Nursing Priorities for Increased ICP Management

Nursing interventions in the head injury patient are each derived from a specific mechanism. Understanding the mechanism makes the priority self-evident.

Head of bed elevation: The head of the bed should be maintained at 30 to 40 degrees. This angle optimizes gravity-assisted venous drainage from the cranial vault without compromising arterial perfusion pressure. A flat position eliminates this drainage gradient; elevation above 40 to 45 degrees can reduce cerebral blood flow by lowering cardiac preload to the brain.

Neck positioning: The neck must remain in a neutral position — no flexion, no rotation. The jugular veins are the primary venous outflow pathway from the brain. Any lateral rotation or flexion compresses the jugular veins and impairs drainage, directly increasing ICP.

Valsalva precautions: Any activity that increases intrathoracic pressure — straining, forceful coughing, bearing down — transmits that pressure wave through the venous system backward into the intracranial space. Nursing interventions include providing stool softeners to prevent straining, avoiding actions that would provoke vigorous coughing, and limiting suctioning to 10 seconds per pass. Prolonged suctioning triggers the hypoxic cough reflex (a Valsalva mechanism) and simultaneously depletes oxygen, worsening cerebral edema.

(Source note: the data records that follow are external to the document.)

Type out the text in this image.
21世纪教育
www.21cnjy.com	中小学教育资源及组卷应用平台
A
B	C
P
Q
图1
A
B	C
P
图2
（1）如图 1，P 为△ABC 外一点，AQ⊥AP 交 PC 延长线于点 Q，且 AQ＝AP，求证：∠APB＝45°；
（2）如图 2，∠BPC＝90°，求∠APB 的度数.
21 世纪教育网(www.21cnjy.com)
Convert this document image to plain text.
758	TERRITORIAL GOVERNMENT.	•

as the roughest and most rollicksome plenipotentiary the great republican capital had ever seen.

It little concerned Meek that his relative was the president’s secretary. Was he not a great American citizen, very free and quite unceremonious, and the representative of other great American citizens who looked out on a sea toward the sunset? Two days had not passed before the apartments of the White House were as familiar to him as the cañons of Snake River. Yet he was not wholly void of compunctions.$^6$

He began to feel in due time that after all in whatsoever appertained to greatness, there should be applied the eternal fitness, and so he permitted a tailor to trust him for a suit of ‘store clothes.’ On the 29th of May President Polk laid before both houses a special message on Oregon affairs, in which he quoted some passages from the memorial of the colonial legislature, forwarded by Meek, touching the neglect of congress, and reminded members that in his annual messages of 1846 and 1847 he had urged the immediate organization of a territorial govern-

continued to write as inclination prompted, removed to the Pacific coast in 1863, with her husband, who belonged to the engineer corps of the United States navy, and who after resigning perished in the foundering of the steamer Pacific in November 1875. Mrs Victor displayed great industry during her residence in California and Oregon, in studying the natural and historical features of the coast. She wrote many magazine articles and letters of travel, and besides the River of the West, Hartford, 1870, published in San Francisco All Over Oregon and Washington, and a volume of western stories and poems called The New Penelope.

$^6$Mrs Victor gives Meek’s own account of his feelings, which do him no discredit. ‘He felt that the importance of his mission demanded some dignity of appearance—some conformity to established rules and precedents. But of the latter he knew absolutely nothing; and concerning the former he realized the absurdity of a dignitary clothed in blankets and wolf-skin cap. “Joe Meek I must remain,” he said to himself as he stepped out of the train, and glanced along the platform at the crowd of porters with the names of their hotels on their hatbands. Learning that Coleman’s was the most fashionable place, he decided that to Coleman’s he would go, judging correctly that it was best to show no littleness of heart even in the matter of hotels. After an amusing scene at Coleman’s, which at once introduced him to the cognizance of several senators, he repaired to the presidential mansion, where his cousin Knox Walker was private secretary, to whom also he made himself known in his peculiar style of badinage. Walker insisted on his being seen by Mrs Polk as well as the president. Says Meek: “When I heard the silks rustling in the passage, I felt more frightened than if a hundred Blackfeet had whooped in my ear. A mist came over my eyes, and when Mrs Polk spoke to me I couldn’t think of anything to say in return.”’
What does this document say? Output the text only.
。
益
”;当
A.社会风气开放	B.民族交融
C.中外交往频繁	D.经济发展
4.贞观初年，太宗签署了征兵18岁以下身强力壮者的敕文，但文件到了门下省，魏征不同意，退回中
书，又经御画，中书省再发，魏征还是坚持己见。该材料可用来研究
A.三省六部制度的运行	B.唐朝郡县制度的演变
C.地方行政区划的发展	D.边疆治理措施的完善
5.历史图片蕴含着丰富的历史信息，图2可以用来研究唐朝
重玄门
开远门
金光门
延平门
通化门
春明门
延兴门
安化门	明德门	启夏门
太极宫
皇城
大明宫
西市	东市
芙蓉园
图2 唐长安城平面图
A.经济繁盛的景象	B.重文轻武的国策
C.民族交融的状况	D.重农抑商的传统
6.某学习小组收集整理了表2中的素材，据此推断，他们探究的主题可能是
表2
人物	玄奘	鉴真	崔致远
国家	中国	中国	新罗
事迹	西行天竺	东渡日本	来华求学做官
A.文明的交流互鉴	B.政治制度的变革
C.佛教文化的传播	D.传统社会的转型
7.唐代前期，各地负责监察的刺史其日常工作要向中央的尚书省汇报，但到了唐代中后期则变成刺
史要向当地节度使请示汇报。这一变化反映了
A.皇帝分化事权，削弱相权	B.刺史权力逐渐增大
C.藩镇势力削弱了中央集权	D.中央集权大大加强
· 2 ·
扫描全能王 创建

Trendelenburg position: This position is absolutely contraindicated in any patient with known or suspected elevated ICP. The dependent head position causes immediate pooling of venous blood in the cerebral vasculature, acutely elevating ICP.

Epidural vs Subdural Hematoma: Two Different Clocks

The distinction between epidural and subdural hematoma matters clinically because the two conditions present differently, affect different populations, and move at different speeds.

Epidural hematoma results from arterial bleeding — most commonly from a tear in the middle meningeal artery following a temporal bone fracture. Blood accumulates rapidly between the skull and dura mater. The classic presentation includes a lucid interval: an initial period of apparently normal neurological function after the injury, during which Monroe-Kellie compensation is still intact. The lucid interval is not evidence that the injury is minor. It is evidence that compensation is still working — and it will not work indefinitely. Once the arterial bleed overcomes the compensatory buffer, deterioration is rapid. Epidural hematoma is most common in younger adults with temporal bone fractures.

Subdural hematoma results from venous bleeding — typically from bridging veins that cross the subdural space between the brain surface and the dura. Because the bleed is venous, accumulation is slower and symptoms may not appear for hours to days after the initial injury. Subdural hematoma is most common in elderly patients and those on anticoagulant therapy. Cortical atrophy stretches the bridging veins, making them more vulnerable to tearing with even minor trauma. A fall that the patient or family considers trivial may produce a subdural that does not become symptomatic for two or three days.

Study chart 3 — NCLEX Traumatic Brain Injury and Increased ICP — Cushing's Triad, Herniation Signs, and Nursing Priorities — NCLEX Exam Prep

The clinical trap is that the patient who looked fine after the injury — because Monroe-Kellie compensation was temporarily intact — may be the one who is now rapidly decompensating. The nurse who understands compensation and its limits will not be reassured by the absence of early symptoms.

Summary of Clinical Priorities

The earliest sign of rising ICP is a change in level of consciousness — before any vital sign change. Cushing's Triad (hypertension, bradycardia, and irregular respirations) is a late sign requiring immediate provider notification. The blown pupil in uncal herniation is ipsilateral, not contralateral. Nursing management includes 30-to-40-degree head elevation, neutral neck, Valsalva precautions, 10-second suctioning limit, and strict avoidance of Trendelenburg. Epidural hematoma is arterial and fast; subdural is venous and slow; both are dangerous when missed.